I think other answers give you a pretty good idea of what the differences would be between a moonless Earth and our own. But there are a few points that I think might be highlighted, that seem to be missing.
As others mentioned, the Moon has no deal with Earth's seasons, aside from estabilising its axis. But the impact that created the Moon - if this is what happened - or even the capture of a small-size planet, if we believe otherwise - could have had whatever consequences a fiction writer wants. So you could position the South Pole of your fictional Earth in Africa - or whatever continent it would result in its place from the Moon not being created/captured - and explain that away by stating that what put Antarctica in the South Pole was the creation/capture of the Moon. The same goes for the length of the day: while the existence of the Moon slows Earth's rotation very slowly, the acquision of the Moon might have brutally reduced the rotation speed in one coup - or, on the contrary, accelerated a tide-locked Earth.

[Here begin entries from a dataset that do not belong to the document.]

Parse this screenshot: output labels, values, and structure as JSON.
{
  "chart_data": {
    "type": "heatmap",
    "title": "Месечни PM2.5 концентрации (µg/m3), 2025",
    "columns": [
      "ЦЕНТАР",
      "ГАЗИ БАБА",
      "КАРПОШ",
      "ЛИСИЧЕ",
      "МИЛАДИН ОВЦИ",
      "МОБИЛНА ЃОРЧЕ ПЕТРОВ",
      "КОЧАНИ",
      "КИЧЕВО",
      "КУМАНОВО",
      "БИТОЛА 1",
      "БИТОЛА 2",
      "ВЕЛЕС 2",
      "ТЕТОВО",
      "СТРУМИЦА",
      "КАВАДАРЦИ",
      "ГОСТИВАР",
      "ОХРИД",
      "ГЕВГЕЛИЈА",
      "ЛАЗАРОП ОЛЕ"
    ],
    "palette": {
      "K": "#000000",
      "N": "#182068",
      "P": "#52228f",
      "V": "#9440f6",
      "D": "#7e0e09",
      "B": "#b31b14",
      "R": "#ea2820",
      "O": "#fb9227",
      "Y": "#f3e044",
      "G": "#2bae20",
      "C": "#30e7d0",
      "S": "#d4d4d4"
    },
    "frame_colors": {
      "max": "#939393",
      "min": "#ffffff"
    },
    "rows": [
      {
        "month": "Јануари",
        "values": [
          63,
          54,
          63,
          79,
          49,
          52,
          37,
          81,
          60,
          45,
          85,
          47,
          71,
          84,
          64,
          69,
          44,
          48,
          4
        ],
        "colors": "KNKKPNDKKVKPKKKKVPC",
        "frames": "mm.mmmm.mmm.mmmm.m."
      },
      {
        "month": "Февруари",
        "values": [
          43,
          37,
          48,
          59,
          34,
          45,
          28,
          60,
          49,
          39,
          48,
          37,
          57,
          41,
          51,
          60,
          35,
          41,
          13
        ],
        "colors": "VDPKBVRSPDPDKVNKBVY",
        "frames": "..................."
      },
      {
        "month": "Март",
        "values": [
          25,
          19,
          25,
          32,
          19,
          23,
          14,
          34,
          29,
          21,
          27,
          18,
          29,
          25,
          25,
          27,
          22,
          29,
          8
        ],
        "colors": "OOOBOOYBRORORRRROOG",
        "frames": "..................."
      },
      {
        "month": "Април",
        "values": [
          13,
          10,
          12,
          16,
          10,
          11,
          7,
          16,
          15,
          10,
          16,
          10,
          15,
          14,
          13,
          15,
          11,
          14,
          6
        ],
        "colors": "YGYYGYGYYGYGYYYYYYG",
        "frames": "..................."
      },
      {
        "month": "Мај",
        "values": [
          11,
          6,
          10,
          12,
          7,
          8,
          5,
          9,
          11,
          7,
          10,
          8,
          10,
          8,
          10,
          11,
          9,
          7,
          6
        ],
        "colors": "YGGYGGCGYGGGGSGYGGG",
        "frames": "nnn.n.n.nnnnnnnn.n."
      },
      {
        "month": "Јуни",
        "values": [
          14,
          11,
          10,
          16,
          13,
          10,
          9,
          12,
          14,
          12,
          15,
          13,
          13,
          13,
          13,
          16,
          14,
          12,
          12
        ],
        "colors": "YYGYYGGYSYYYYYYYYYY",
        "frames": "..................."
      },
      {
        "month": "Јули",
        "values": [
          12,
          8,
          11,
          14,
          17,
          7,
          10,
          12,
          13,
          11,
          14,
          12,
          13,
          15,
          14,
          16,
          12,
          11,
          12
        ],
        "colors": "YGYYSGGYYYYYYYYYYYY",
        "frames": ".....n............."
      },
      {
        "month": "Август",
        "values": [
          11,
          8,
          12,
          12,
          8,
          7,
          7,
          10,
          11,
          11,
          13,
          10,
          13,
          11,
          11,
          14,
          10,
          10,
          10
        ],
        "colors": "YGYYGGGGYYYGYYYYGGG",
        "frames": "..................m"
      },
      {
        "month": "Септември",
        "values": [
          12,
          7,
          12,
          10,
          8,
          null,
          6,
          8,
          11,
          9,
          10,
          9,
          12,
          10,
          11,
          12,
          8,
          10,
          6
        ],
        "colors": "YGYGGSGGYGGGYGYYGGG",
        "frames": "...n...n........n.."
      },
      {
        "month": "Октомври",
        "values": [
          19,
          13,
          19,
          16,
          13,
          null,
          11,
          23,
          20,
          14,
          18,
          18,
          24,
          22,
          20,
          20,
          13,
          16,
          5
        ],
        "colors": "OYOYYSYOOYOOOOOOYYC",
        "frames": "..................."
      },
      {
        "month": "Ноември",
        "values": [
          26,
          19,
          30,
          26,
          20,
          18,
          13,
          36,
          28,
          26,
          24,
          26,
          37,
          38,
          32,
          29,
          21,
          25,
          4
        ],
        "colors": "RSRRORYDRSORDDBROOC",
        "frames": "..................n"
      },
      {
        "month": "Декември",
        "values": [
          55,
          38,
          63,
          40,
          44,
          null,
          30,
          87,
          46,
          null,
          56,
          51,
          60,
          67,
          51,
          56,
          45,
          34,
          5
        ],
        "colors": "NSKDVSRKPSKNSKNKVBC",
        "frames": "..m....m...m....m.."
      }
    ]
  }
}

(Note that a moonless Earth would be more different from actual Earth if the Moon was indeed created by an impact; it would be unlikely that in that case the outline of continents or oceans would be remotely similar. If you don't want to rebuild our geography too much, it would be probably better to postulate that scientists are wrong, and the Moon was a neighbouring dwarf planet that got gravitationally captured into Earth's orbit.)
More importantly, though, the tidal effects of Moon affect all of Earth's liquid parts - most obviously the oceans, but also whatever liquid or semi-liquid parts of its mantle and core. This creates heath of itself - imagine the amount of attriction it generates - and also tends to stir the inner parts of our planet, making the decantation of heavier elements towards the core slower. In other words, a moonless Earth would quite probably have a bit less internal heath, resulting in reduced vulcanism, perhaps a deeper crust, even to the point that tectonic plates would weld into each others, and quite probably would have a crust less rich in iron and heavier than iron elements. And really heavy, radioactive elements would be even rarer, which would result in an even cooler interior, as part of the Earth's internal heath comes from radioactive decay inside it.
Nights would be darker. Would we have to adapt to this, too? And would other animals become more - or less - dangerous from the total absence of light at night, without a cycle of darker/lighter nights?
It would be interesting to see what impact the absence of the Moon would have upon human knowledge, supposing that your moonless Earth is inhabited by humans (but would it be, or, as Asimov suggests, reduced radioctivity would have slowed evolution too much?) Would realising Newton's laws be made more difficult without a close example of an orbit? Would time recording be too difficult for early men without a relatively easy-to-count 29 day cycle? Would we be able to realise the regularity of years/seasons without months and weeks to mediate/facilitate the calculus?
... and, of course, there's the pressing question of whether would there be such a thing as "romantic love" in a Moonless Earth.